Derby, is a static shot video inside the church under construction:  the nave, and various series of pillars and vertical windows punctuate the symmetrical space occupied in the middle by a large round scaffolding structure leading to the cupola, which is off-screen.  Variations of lights and a soundtrack conceived like a score gradually enliven this image:  movement is introduced into the building site in the form of at times coloured lines of light which glide over the pillars and the concrete surfaces.  The sound of vehicles driving about is gradually smothered by the increasingly loud hubbub of a crowd of supporters in a stadium.  This is the sound recorded during a football match:  a derby, pitting  the two Famagusta clubs in exile against each other— Anorthosis and Nea Salamis.  The song heard, a lyrical poem paying homage to Amochostos (the Greek name for Famagusta), is sung turn by turn by the two stands of supporters, in a paroxysm of aggressiveness.  Yelling, stamping, rowdiness, whistles, deep and powerful male voices, an enormous wave of sound in unison reacting probably to a goal being scored, little by little invade the empty nave which is nevertheless illuminated by the light outside and the headlights of vehicles passing on the motorway.

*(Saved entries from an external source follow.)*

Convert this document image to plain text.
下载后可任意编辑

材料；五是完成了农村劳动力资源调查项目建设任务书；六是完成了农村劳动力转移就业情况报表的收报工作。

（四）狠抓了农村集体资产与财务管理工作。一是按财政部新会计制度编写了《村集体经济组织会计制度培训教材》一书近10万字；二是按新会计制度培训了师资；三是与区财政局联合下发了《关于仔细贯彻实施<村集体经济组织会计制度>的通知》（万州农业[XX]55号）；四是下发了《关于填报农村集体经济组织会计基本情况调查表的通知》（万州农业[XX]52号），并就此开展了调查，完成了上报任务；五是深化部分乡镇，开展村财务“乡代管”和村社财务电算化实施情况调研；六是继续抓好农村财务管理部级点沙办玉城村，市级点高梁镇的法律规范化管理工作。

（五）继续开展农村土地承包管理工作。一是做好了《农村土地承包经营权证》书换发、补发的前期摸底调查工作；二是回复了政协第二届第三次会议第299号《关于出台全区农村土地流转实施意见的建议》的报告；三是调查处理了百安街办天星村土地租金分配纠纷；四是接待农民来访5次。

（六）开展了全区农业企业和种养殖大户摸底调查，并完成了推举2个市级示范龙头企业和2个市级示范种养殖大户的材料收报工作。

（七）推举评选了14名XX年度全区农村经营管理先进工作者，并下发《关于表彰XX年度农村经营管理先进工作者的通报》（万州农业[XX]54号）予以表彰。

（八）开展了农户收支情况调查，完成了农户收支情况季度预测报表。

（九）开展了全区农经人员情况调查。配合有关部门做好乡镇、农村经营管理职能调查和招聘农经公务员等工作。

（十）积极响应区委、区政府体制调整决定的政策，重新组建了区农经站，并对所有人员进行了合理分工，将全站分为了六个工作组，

Charlène Dinhut - Françoise Parfait - Eric Valette

Translated by Simon Pleasance & Fronza Woods

Daniel Lê | Eric Valette

BORN TO BE RED

2010 | video | colour | sound | 6 ’12'' | projected


production Suspended spaces (Amiens)

Born to be Red starts with a shot showing a motorway in the foreground and the empty stands of a football stadium in the background, through the wooden planks of a building site.  A reverse zoom then situates the viewpoint from the outer porch of the building under construction, then the pivoting of the camera, followed by a tracking shot, before taking us into the nave of the concrete church.  The noise of vehicles takes the place of the silence.  Then voices can be heard while we discover teenagers wearing red T-shirts, positioned on the ground or on the scaffolding.  Without much conviction, they start singing a supporter’s song.  The camera winds up its movement with a vertical tracking shot which discovers the scaffolding leading to the cupola bathed in light.  A few medium-range and close-up shots of the teenagers shows them, silent once again, either alone or in groups, wearing expressions caused by the incongruousness of the situation.  Here, Daniel Lê and Eric Valette invited young supporters of the Nea Salamis club to sing in the choir of the unfinished church.  As a displaced human presence, the teenagers are in red, the colour of this Famagusta club—Famagusta being the ghost town that they have never known, but whose name they nevertheless champion, in exile.  But red is also the colour of the Turkish flag:  ubiquitous in the north part of Cyprus, and provocative to the point of covering a part of the mountain which rises up opposite the capital, Nicosia.  “Born to be Red”, the “communist” slogan of the supporters of this particular club, thus rings out like a touching irony, from the teenagers whose town of birth is under the “red” jackboot of the Turkish army.  The bodies of the teenagers, their silence and their awkward song, placed in the scaffolding, create a tension which refers to the difficulty of constructing oneself in the situation of separation which the island is in, but over and above this, of constructing oneself through religious and sporting apprenticeships regarded as a social and cultural introduction.